Our results are limited by the number of studies and the quality of their respective data included in the meta-analysis. An important aspect to consider is the included patient population of each included study. Eligibility criteria may have preselected healthier and more motivated patients. In light of this, deconditioned patients with substantial functional deficits or medical comorbidities may still benefit from supervised PT. Additionally, there was substantial heterogeneity of exercise regimens across studies, including aspects such as methodology and duration of therapy, reflecting the likely variation in PT programs at different institutions.
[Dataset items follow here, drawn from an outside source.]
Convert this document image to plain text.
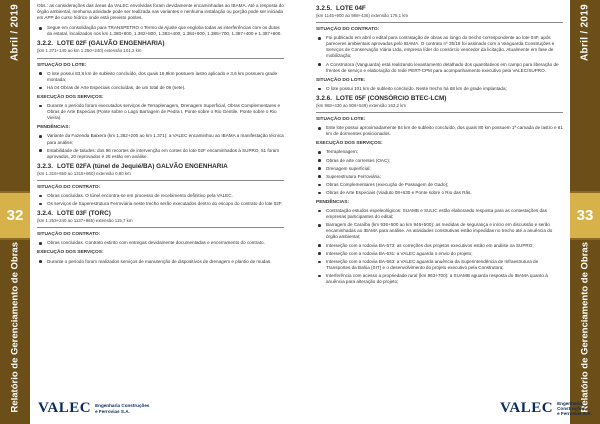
Abril / 2019
32
Relatório de Gerenciamento de Obras
Abril / 2019
33
Relatório de Gerenciamento de Obras

Obs.: as considerações das áreas da VALEC envolvidas foram devidamente encaminhadas ao IBAMA. Até a resposta do órgão ambiental, nenhuma atividade pode ser realizada nas variantes e nenhuma instalação ou porção pode ser iniciada em APP de curso hídrico onde está previsto pontes.

Segue em consolidação para TRANSPETRO o Termo de Ajuste que engloba todas as interferências com os dutos da estatal, localizados nos km 1.380+800, 1.382+800, 1.383+400, 1.384+900, 1.385+700, 1.387+400 e 1.387+800.
3.2.2. LOTE 02F (GALVÃO ENGENHARIA)
(km 1.371+140 ao km 1.250+240) extensão 101,2 km
SITUAÇÃO DO LOTE:
O lote possui 83,8 km de subleito concluído, dos quais 16,9km possuem lastro aplicado e 3,6 km possuem grade montada;
Há 04 Obras de Arte Especiais concluídas, de um total de 09 (sete).
EXECUÇÃO DOS SERVIÇOS:
Durante o período foram executados serviços de Terraplenagem, Drenagem Superficial, Obras Complementares e Obras de Arte Especias (Ponte sobre o Lago Barragem de Pedra I, Ponte sobre o Rio Gentile, Ponte sobre o Rio Vieira).
PENDÊNCIAS:
Variante da Fazenda Baixera (km 1.362+200 ao km 1.371): a VALEC encaminhou ao IBAMA a manifestação técnica para análise;
Estabilidade de taludes: dos 96 recortes de intervenção em cortes do lote 02F encaminhados à SUPRO, 51 foram aprovados, 20 reprovados e 25 estão em análise.
3.2.3. LOTE 02FA (túnel de Jequié/BA) GALVÃO ENGENHARIA
(km 1.316+650 ao 1315+860) extensão 0,80 km
SITUAÇÃO DO CONTRATO:
Obras concluídas. O túnel encontra-se em processo de recebimento definitivo pela VALEC.
Os serviços de Superestrutura Ferroviária neste trecho serão executados dentro do escopo do contrato do lote 02F.
3.2.4. LOTE 03F (TORC)
(km 1.253+240 ao 1137+865) extensão 115,7 km
SITUAÇÃO DO CONTRATO:
Obras concluídas. Contrato extinto com entregas devidamente documentadas e encerramento do contrato.
EXECUÇÃO DOS SERVIÇOS:
Durante o período foram realizados serviços de manutenção de dispositivos de drenagem e plantio de mudas.
3.2.5. LOTE 04F
(km 1145+900 ao 968+436) extensão 178,1 km
SITUAÇÃO DO CONTRATO:
Foi publicado em abril o edital para contratação de obras ao longo do trecho correspondente ao lote 04F, após pareceres ambientais aprovados pelo IBAMA. O contrato nº 35/18 foi assinado com a Vanguarda Construções e Serviços de Conservação Viária Ltda, empresa líder do consórcio vencedor da licitação. Atualmente em fase de mobilização;
A Construtora (Vanguarda) está realizando levantamento detalhado dos quantitativos em campo para liberação de frentes de serviço e elaboração do rede PERT-CPM para acompanhamento executivo pela VALEC/SUPRO.
SITUAÇÃO DO LOTE:
O lote possui 101 km de subleito concluído. Neste trecho há 68 km de grade implantada;
3.2.6. LOTE 05F (CONSÓRCIO BTEC-LCM)
(km 968+430 ao 806+549) extensão 163,2 km
SITUAÇÃO DO LOTE:
Este lote possui aproximadamente 84 km de subleito concluído, dos quais 80 km possuem 1ª camada de lastro e 61 km de dormentes posicionados.
EXECUÇÃO DOS SERVIÇOS:
Terraplenagem;
Obras de arte correntes (OAC);
Drenagem superficial;
Superestrutura Ferroviária;
Obras Complementares (execução de Passagem de Gado);
Obras de Arte Especiais (Viaduto 08+630 e Ponte sobre o Rio das Rãs.
PENDÊNCIAS:
Contratação estudos espeleológicos: SUAMB e SULIC estão elaborando resposta para as contestações das empresas participantes do edital;
Barragem de Caraíba (km 936+500 ao km 946+500): as medidas de segurança e início em discussão e serão encaminhadas ao IBAMA para análise. As atividades construtivas estão impedidas no trecho até a anuência do órgão ambiental;
Interseção com a rodovia BA-573: as correções dos projetos executivos estão em análise na SUPRO;
Interseção com a rodovia BA-631: a VALEC aguarda o envio do projeto;
Interseção com a rodovia BA-663: a VALEC aguarda anuência da Superintendência de Infraestrutura de Transportes da Bahia (SIT) e o desenvolvimento do projeto executivo pela Construtora;
Interferência com acesso a propriedade rural (km 963+700): a SUAMB aguarda resposta do IBAMA quanto à anuência para alteração do projeto;
VALEC Engenharia Construções
e Ferrovias S.A.	VALEC Engenharia Construções
e Ferrovias S.A.
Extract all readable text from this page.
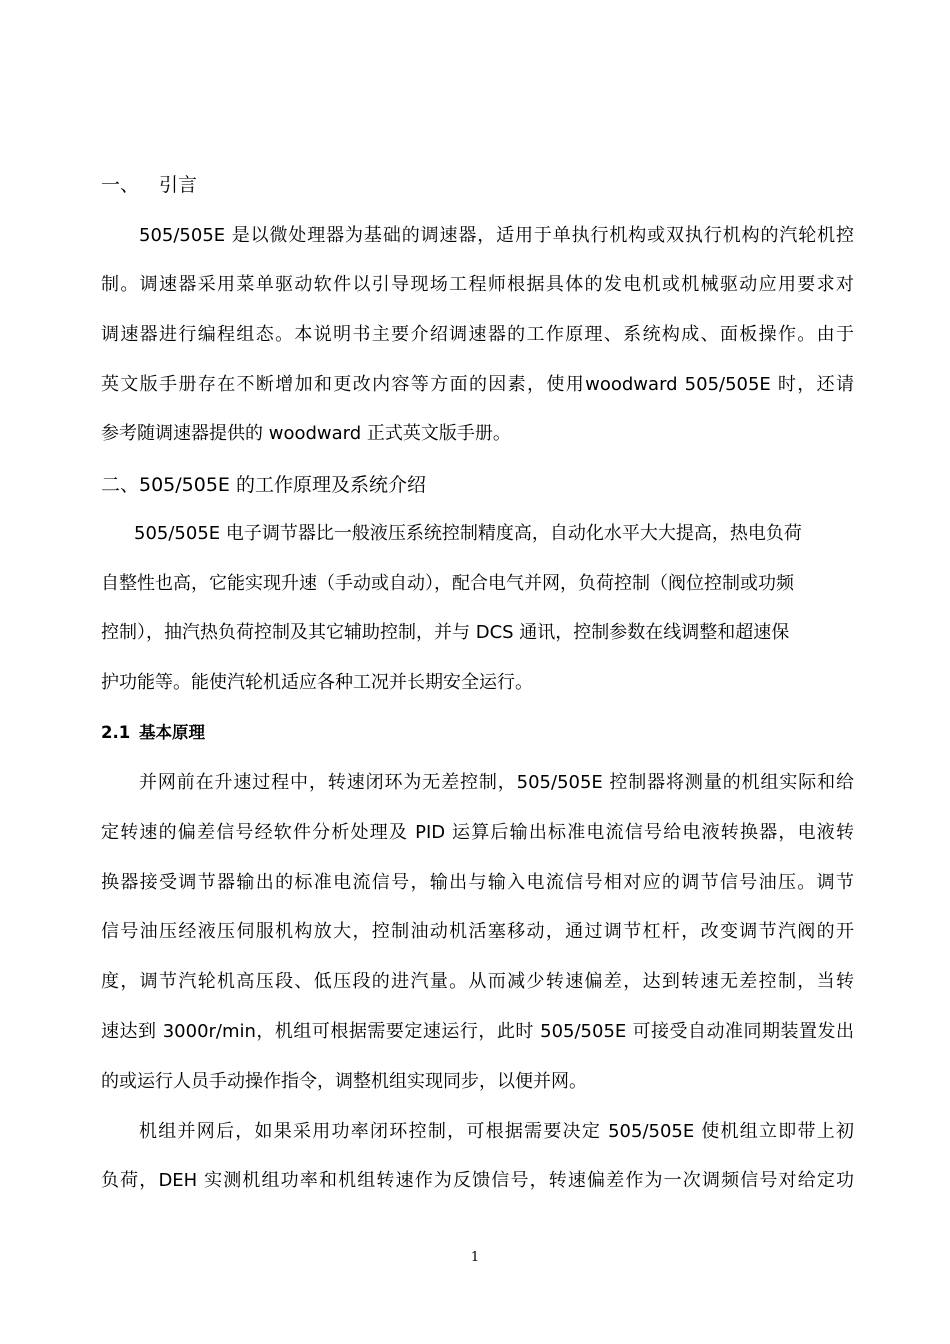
一、 引言

505/505E 是以微处理器为基础的调速器，适用于单执行机构或双执行机构的汽轮机控

制。调速器采用菜单驱动软件以引导现场工程师根据具体的发电机或机械驱动应用要求对

调速器进行编程组态。本说明书主要介绍调速器的工作原理、系统构成、面板操作。由于

英文版手册存在不断增加和更改内容等方面的因素，使用woodward 505/505E 时，还请

参考随调速器提供的 woodward 正式英文版手册。

二、505/505E 的工作原理及系统介绍

505/505E 电子调节器比一般液压系统控制精度高，自动化水平大大提高，热电负荷

自整性也高，它能实现升速（手动或自动），配合电气并网，负荷控制（阀位控制或功频

控制），抽汽热负荷控制及其它辅助控制，并与 DCS 通讯，控制参数在线调整和超速保

护功能等。能使汽轮机适应各种工况并长期安全运行。

2.1 基本原理

并网前在升速过程中，转速闭环为无差控制，505/505E 控制器将测量的机组实际和给

定转速的偏差信号经软件分析处理及 PID 运算后输出标准电流信号给电液转换器，电液转

换器接受调节器输出的标准电流信号，输出与输入电流信号相对应的调节信号油压。调节

信号油压经液压伺服机构放大，控制油动机活塞移动，通过调节杠杆，改变调节汽阀的开

度，调节汽轮机高压段、低压段的进汽量。从而减少转速偏差，达到转速无差控制，当转

速达到 3000r/min，机组可根据需要定速运行，此时 505/505E 可接受自动准同期装置发出

的或运行人员手动操作指令，调整机组实现同步，以便并网。

机组并网后，如果采用功率闭环控制，可根据需要决定 505/505E 使机组立即带上初

负荷，DEH 实测机组功率和机组转速作为反馈信号，转速偏差作为一次调频信号对给定功

1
Furthermore, relying on patient-reported outcomes can be flawed, particularly in RCTs in which patients know they will be assigned to either supervised or unsupervised cohorts. It is likely that many patients in the intervention groups may be subject to bias – their assignment to formal PT protocols may influence and potentially inflate the supervised PT cohort self-reported outcome scores. The measurement of LES was also subject to variability as the studies assessing it used different methodologies to determine it. Additionally, within the unsupervised cohorts, we were unable to assess the degree of compliance; however, the intention-to-treat approach taken by most of these studies is likely to replicate true scenarios. Finally, previous studies have noted an 18-31% cross-over rate from self-directed exercise to formal supervised therapy in total joint arthroplasty populations [7,31]. We were unable to account for patients who required crossover in our study – outcomes for these patients would be an area of interest in future studies. The strengths of this study include the narrow inclusion criteria, such as the inclusion of only RCTs or that the unsupervised cohorts must have clearly delineated instructions or booklets given to them, to allow for stronger conclusions than previous reviews on this subject.